Tuesday, January 3, 2012

Lipstick and Boogers

While walking home from the post office the other day, I ran into an acquaintance of my mother.  She’s the kind of nosy ninny that spots you a mile away and simply has to stop to give you the latest gossip.  There is no escaping her. Once she has you in her sights she pounces like a snow leopard on a terrified hare. The woman’s most annoying quality is her disturbing dental hygiene. She’s always got something -- a clove of garlic, kernel of corn, huge hunk of meat -- wedged between her teeth.

This uncomfortable encounter caused me to ask myself, ‘When confronted with a grooming blunder in another individual, what is the socially acceptable course of action?  Is it proper to leave the matter unaddressed? Is an attempt to subliminally transmit a helpful message expected in this situation?  Or is it common courtesy to alert our fellow human being of their unfortunate, unsavoury plight?  

Ignoring a problem can itself become problematic, as has been my experience; my ability to concentrate and process information becomes a daunting task when I do so.  A supervisor (whose breath smelled like he’d eaten trash for breakfast) often stopped by my desk. Each time he did, I’d rise to greet him so that he couldn’t breathe down on me.  He must have thought I grew up in a military family the way I’d leap to attention at the sight of him.  The times he snuck up and leaned over my shoulder to point something out on the computer screen, I’d block off the air to my nostrils and resort to mouth-breathing only.  Suddenly very conscious of every inhale and exhale, I’d notice the air around me growing thin very quickly. Things often became fuzzy.  In an effort to accelerate the conversation, I’d find myself nodding in agreement with him, with no comprehension of what I was agreeing to. By the time I regained use of my nose, I was dazed and confused as to what had just transpired.

Subliminal messages, offered verbally or gesture-style, can also create confusion. Where snot balls have been in evidence, I’ve offered the offending possessor a tissue, but the response is usually a polite “oh no thank you, I don’t need one.”  I’ve tried catchy phrases like “you’ve got a bat in the cave” or “dude, you’ve got a jumper,” but not everyone is familiar with such metaphors. Sadly, I have often been confused for a wannabe surfer chick whose vocabulary is as extensive as that of a chimpanzee. 

I once attempted to address the rancid body odour of a colleague.  Instead of embarrassing her I applied the tactic of reverse responsibility.  I’d pretend the smell was emanating from me and not her in the hope that she would find the moment humorous enough to confess the true source of the stench.  Every time her smell wafted in my direction, I’d spray my work station with air freshener and loudly declare, “I shouldn’t have eaten those eggs this morning. I’ve got really bad gas.”  I’d also let my colleague know I would spare her tender nostrils from “my foul odour” by spraying her work station as well. I later learned that this particular woman had no sense of smell and likely thought there was a gas leak somewhere. Which, ironically, there was.

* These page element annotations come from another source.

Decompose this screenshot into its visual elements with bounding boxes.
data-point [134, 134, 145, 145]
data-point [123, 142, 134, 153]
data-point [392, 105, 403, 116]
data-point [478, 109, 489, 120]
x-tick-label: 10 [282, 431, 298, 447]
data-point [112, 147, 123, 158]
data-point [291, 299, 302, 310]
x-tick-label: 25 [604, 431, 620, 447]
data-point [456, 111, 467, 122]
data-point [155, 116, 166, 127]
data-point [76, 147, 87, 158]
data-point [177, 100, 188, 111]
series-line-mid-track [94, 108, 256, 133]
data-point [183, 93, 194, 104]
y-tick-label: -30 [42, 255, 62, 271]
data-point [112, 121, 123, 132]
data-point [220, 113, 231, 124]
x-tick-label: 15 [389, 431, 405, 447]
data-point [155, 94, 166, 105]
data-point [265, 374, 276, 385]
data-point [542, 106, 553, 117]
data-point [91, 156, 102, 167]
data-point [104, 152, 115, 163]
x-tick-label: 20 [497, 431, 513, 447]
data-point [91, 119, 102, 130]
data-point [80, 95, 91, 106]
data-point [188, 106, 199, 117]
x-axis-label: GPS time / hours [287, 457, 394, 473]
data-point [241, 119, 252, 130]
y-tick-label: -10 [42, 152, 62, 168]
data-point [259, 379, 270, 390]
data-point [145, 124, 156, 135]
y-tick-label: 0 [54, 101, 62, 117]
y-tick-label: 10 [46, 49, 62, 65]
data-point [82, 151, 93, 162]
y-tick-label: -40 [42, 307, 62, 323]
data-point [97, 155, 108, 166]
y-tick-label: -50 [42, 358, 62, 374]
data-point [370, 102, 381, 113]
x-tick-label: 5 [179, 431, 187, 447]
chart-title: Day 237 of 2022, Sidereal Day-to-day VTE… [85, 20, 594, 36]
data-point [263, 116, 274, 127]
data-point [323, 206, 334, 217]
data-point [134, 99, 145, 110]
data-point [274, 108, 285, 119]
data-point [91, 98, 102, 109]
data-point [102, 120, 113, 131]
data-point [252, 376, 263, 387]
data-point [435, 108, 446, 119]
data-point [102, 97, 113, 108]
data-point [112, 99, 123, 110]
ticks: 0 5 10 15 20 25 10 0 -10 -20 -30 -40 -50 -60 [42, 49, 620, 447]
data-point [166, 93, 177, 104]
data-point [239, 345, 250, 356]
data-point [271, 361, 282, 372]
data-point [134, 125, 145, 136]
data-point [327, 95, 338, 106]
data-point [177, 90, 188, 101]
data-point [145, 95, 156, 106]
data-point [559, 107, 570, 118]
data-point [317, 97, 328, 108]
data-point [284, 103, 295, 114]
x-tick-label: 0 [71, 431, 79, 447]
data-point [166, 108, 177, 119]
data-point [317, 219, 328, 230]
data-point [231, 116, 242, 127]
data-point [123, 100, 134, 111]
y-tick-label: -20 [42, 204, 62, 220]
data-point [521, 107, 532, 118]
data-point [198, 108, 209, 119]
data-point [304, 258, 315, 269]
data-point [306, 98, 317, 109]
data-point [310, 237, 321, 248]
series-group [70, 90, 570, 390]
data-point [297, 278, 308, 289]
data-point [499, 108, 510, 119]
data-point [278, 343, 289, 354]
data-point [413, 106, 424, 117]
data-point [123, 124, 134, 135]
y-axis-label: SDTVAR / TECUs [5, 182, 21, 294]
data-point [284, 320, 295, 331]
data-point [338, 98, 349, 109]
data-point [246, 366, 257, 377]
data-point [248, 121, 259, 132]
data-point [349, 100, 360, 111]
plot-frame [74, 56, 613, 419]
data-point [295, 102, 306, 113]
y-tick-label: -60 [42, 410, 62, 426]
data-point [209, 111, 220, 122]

Perhaps it depends on the level of intimacy or comfort we feel with the person we are engaged with as to how we handle certain situations.  It would, after all, be far easier to tell your girlfriend that her ruby red lipstick has spread from her plump lips to her pearly whites than to tell your boss he has a stringy gob of mucous dangling from his nose hair … again!  But no matter the situation and no matter the offender, it’s much less painful to simply look them in the eye and politely say, “Good God, Gretchen. You stink.”